As soon as the door is closed, I head for Emmy’s bed. I perch one hip on the edge of the mattress. “Emmy, it’s me,” I announce quietly.

I listen for a response. Anything.  A word, a moan, a whimper. I hear nothing but the soft whir of the Bear Hugger machine that pumps warm air into the plastic blanket that rests between her skin and the cloth ones.

“Can you open your eyes and look at me, baby?”  I try to keep my voice steady, even though it wants to tremble. As does my chin.  But I hold back the shaking and the tremors, the tears and the sobs. I want to wake her up, not scare her.

“Emmmy.  Emmmmaline Saaaage,” I say in a sing-song voice.  “Wake up, sleeping beauty.”

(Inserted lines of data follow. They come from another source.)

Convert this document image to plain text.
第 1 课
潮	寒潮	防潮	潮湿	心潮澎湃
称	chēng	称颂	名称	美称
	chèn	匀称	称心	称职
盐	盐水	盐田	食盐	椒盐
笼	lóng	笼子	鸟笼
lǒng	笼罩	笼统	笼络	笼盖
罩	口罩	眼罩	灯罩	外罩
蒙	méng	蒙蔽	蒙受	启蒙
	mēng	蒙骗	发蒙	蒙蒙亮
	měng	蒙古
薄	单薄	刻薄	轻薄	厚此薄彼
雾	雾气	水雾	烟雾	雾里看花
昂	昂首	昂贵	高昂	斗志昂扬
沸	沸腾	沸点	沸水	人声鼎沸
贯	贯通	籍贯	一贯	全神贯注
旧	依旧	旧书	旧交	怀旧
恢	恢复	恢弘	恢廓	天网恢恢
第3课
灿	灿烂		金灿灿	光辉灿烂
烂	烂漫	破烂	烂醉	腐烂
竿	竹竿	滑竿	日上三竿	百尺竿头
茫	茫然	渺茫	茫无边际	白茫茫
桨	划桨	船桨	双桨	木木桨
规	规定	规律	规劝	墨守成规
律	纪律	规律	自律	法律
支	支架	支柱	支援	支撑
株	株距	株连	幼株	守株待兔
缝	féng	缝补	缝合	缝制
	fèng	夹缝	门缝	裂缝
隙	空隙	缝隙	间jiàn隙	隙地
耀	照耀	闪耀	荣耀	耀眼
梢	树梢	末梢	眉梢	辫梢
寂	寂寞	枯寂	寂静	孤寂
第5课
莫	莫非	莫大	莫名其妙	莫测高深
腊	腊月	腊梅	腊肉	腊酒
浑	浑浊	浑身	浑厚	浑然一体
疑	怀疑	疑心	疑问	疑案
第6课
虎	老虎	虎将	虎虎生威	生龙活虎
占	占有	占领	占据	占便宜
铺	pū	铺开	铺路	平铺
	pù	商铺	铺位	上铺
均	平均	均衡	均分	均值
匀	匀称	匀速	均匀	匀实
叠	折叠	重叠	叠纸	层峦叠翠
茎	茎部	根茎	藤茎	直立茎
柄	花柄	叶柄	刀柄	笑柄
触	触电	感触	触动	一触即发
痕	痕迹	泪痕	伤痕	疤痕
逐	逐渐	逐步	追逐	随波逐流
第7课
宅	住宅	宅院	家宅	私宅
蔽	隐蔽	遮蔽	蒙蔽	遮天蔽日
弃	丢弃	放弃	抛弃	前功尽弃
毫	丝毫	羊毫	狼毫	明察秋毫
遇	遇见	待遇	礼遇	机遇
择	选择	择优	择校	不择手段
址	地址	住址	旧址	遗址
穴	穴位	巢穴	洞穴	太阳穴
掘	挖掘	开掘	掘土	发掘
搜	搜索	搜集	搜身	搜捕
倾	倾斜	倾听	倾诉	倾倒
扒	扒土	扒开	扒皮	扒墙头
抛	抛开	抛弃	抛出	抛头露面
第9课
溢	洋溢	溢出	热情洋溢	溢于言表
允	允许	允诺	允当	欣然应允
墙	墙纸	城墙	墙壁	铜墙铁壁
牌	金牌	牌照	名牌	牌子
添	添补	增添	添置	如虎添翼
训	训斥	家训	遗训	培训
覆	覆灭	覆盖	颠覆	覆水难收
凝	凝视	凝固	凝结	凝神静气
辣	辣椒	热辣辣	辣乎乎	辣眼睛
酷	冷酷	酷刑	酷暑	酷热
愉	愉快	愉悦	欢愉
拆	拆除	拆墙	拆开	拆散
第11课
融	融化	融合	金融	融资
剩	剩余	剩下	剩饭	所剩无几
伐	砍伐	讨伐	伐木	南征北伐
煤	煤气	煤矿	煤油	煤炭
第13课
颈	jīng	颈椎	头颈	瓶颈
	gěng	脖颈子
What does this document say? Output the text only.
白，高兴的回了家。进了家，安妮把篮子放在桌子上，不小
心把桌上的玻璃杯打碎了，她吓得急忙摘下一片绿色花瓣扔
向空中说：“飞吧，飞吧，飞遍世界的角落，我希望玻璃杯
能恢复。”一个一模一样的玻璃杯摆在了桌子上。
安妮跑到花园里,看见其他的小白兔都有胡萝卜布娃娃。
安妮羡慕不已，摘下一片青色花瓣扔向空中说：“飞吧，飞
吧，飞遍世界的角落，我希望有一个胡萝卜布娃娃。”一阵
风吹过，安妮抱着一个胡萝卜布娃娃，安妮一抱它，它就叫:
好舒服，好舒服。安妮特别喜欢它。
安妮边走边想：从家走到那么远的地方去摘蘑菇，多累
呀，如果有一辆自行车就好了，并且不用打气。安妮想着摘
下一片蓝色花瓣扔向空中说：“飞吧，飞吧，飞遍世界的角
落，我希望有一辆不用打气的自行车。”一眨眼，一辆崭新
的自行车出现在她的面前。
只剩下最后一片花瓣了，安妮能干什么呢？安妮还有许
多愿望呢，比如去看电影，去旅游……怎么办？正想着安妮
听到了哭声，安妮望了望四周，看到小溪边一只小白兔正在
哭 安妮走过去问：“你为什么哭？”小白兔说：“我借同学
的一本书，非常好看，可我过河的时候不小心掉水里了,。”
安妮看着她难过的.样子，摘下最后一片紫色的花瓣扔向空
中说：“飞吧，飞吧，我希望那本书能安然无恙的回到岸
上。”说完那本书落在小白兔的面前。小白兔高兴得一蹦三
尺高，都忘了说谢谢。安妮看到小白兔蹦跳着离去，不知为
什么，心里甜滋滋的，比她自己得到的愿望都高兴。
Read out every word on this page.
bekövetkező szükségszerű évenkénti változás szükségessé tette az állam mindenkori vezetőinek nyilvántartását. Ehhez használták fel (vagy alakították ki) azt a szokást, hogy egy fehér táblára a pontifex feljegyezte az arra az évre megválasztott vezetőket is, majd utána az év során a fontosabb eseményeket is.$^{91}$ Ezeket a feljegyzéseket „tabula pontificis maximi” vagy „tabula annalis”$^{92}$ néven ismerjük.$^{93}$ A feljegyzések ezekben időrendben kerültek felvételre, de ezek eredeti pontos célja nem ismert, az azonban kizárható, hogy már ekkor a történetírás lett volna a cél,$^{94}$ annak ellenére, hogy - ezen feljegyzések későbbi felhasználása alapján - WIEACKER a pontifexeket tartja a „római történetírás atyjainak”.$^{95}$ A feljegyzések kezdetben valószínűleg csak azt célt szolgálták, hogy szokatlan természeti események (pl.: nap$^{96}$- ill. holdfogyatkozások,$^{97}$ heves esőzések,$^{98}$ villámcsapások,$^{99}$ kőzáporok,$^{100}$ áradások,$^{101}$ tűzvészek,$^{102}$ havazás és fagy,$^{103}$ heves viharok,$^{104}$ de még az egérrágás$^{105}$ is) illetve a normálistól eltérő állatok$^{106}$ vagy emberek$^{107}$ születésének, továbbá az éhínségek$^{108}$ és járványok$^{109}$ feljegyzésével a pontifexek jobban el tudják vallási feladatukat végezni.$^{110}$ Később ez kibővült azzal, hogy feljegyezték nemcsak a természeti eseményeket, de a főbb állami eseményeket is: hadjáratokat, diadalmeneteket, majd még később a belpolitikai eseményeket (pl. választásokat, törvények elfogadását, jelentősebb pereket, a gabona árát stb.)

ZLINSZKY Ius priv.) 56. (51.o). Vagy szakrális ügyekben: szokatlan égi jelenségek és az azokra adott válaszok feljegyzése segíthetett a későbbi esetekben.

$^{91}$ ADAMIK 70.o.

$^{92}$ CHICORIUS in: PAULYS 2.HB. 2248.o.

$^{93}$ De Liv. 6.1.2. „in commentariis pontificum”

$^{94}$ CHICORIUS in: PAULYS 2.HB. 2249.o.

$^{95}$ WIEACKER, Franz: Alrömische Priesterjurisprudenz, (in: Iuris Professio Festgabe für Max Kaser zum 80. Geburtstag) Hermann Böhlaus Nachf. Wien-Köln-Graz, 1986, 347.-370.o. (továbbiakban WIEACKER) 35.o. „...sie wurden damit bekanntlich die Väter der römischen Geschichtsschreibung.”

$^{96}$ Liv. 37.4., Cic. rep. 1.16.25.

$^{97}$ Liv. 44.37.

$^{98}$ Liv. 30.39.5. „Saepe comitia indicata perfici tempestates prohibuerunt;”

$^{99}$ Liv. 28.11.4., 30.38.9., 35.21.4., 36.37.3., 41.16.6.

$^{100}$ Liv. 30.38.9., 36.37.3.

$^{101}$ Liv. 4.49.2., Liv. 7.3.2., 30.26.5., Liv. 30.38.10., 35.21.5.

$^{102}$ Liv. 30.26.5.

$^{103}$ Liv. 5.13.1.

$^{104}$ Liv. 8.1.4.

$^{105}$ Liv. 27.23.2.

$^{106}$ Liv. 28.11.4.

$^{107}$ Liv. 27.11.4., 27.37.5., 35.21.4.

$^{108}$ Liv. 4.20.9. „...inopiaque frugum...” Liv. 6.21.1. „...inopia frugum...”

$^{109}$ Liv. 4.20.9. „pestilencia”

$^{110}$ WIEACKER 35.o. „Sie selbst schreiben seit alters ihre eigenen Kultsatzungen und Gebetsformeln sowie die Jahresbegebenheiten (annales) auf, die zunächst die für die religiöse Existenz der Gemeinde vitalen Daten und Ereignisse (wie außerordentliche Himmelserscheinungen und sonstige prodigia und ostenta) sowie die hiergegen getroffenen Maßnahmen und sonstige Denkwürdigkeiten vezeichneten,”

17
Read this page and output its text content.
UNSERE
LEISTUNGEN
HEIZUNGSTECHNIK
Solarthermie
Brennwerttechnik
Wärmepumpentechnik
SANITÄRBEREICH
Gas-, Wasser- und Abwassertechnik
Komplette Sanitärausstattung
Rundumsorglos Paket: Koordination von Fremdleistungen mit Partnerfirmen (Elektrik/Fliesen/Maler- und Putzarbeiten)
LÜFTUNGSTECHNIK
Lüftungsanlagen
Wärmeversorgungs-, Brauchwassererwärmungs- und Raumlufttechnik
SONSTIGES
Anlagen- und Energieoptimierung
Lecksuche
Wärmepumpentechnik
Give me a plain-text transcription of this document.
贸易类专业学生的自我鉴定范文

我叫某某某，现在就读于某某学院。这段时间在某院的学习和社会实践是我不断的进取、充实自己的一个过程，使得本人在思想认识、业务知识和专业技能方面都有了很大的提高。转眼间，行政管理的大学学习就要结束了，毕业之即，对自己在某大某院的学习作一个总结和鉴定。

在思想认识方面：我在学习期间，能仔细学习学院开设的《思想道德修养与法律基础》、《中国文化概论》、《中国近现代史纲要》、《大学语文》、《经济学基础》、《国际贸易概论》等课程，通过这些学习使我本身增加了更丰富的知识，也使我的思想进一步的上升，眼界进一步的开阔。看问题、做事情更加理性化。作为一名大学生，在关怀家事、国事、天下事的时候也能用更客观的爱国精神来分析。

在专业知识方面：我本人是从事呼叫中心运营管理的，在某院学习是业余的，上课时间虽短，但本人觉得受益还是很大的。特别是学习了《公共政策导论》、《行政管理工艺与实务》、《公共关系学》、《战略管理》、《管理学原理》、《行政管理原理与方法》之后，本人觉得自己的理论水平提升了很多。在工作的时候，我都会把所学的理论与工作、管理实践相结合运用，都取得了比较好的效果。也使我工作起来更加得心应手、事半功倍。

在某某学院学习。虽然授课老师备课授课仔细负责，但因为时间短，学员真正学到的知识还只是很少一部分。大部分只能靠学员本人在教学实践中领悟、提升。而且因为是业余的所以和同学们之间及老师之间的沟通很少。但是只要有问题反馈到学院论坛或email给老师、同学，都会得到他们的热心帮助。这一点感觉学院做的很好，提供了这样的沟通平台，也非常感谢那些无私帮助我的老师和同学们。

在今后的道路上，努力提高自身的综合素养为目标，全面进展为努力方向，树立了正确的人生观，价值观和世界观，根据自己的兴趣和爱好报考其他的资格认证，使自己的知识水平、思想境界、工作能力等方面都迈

She doesn’t stir.  I reach under the covers and take her slowly-warming hand, stroking each tiny finger from base to tip, massaging them, trying to help coax blood back into them.

I start to hum her favorite song. It’s from a cartoon that she loves. She always sings along to it when it comes on, and then again when it goes off.  I stop every few bars to speak her name. To tell her I love her. To ask her to open her eyes.

I smell the coffee before I hear Vera bringing it in.  But when I turn to thank her, it isn’t Vera holding the steaming cup. It’s Cole.

He’s pale.  His hair is mussed like his run his fingers through the longish locks a thousand times.  His eyes are flat when they meet mine.

“Is it okay that I’m here?” he asks, his voice a low, soothing balm to my frazzled nerves.

I nod, unable to form the words that would tell him how very grateful I am that he came when he did tonight, that he helped me find my daughter, that he helped save her life.